I did learn one important thing while making braciole: my kitchen was missing an essential tool. A meat mallet. I flattened the meat with a rolling pin and, while that does work, a meat mallet is much more effective at getting the job done. My advice? Do what I did. Add a meat mallet to your kichen tool collection, if you don't already have one.

The braciole was served as a main dish and I prepared the pasta shown below as a side. The two paired beautifully.

Angel Hair Pasta with Fried Red Chili Flakes & Lemon

This recipe comes from another one of my favorite chefs, Tyler Florence. I used to watch him all the time on Food Network and I don't think he ever prepared a dish I didn't think I'd like. I've tried many of his recipes and they always turn out great! This pasta dish is super simple and makes a great side dish to the braciole. I especially love the little bit of heat the fried chili flakes add to the subtlety of the lemon.

If you'd like to see the original recipe, please follow this link:  Tyler Florence's Angel Hair Pasta.

1/2 cup olive oil plus 2 tbsp.

2 cups panko bread crumbs (you can use plain breadcrumbs, but panko gives the best results)

salt & pepper

3 cloves garlic, slivered

1 tsp. dried red pepper chili flakes

1 lemon, zested and juiced

1 lb. angel hair pasta

1/2 cup grated parmigiano-reggiano

6 cups lightly packed arugula (I don't care for arugula, so I omitted this)

Heat 2 tbsp. olive oil in a skillet over low heat; add the panko bread crumbs. Toast until golden brown. Season with salt and pepper.
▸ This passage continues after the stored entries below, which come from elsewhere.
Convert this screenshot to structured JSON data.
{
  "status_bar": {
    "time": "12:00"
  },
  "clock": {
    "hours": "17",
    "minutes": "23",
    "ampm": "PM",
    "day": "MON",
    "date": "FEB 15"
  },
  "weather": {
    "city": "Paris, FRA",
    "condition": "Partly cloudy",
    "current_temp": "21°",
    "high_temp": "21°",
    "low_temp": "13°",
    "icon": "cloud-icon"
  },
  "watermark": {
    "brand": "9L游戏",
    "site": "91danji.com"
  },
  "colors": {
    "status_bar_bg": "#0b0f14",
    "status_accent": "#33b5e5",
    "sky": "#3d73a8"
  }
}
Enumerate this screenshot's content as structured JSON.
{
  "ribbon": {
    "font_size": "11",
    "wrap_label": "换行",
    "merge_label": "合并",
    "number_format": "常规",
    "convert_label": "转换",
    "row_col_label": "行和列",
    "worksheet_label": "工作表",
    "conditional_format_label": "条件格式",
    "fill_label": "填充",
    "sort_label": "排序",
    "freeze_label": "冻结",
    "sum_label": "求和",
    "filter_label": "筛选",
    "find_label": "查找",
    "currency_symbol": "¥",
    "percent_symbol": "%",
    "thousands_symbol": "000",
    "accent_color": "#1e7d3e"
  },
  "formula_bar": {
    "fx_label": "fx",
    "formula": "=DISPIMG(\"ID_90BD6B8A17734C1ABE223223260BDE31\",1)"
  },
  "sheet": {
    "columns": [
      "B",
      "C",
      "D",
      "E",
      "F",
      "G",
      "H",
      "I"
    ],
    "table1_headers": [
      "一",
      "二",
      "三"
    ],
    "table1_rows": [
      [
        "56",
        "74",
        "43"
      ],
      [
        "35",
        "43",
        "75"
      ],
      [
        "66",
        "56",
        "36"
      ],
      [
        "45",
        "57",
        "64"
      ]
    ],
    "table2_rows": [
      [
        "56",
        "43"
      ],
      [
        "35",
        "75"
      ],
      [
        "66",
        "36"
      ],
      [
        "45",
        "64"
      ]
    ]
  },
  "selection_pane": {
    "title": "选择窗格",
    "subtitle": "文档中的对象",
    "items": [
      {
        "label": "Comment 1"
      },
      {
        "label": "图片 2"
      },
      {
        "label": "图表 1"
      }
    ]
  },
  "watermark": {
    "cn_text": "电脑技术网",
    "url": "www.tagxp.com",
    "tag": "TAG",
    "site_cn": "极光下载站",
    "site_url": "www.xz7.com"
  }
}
Place in a bowl and set aside.

Using the same skillet, heat the remaining olive oil over medium heat; add the garlic and chili flakes. Saute for 2-3 minuts to infuse the oil and cook the garlic. Season with salt and pepper, to taste. Add the lemon zest and remove from heat.

In a large pot of salted boiling water, add the angel hair pasta and cook for 3-4 minutes. Drain and place in a large mixing bowl. While still warm, toss in the arugula, infused olive oil, bread crumbs, lemon juice, and the cheese. Transfer to a large serving platter, if you like.


This post is linked to the following:



  1. Ha I do remember that episode! I have made this dish once and to this day I think I did something wrong. The meat, even though it had a sauce, was very tough. Since then I have never attempted it again. Perhaps I was missing the instructions you have here in the 3rd paragraph.
    Anyhow your dish does look like something I think Marie would enjoy (even though she would not admit to it)! So if Marie would approve it no doubt it would be a hit at our house. Great post!

    1. Hi Tina! Thank you so much for stopping by. Wasn't this a great episode? There were so many great clips to choose from! I definitely feel a rematch coming - especially now that I possess a meat mallet! I need it to be "Marie throws down the fork and walks out" - good!

  2. Wow! I haven't heard about this dish, but it looks A-mazing! (I'm a fan of anything that uses red wine with cooking ;) The angel hair would go so nicely with it. I'm drooling and I just ate.

    1. Thank you so much for your very kind comments! I didn't know what braciole was either until I googled it. It takes just a little bit of time to make, but it's worth it. I'd love to know what you think of it, if you give it a try!

  3. I love that episode. I will never forget it and once bought pork bricole in the store and tried to make it but thought it was just ok. I will have to try yours.

    1. Thanks so much Andrea! This was one of my favorite "Ray" episodes! We really like the braciole (it was our first time trying it), so I'll be going in for a re-match. I'd love to know what you think of it, if you give it a try.

  4. The pasta looks delicious, I do love my carbs :)

    1. Hi Neshanne! I don't think I'd make it if I had to completely give up carbs! The pasta is really good and super, super easy (my favorite kind). Your smoothie recipe looks amazing - I bought kale for the very first time in my life, so I could give it a try!

  5. That was hilarious. I missed that episode, but I loved the post. It looks delicious!!! Thanks you so much for linking it up Stephanie :)

    1. Hi Minnie! I've watched that clip hundreds of times and I laugh out loud every time I watch it. Thanks for hosting your Gala Extravaganza Dinner Party! I look forward to it each week.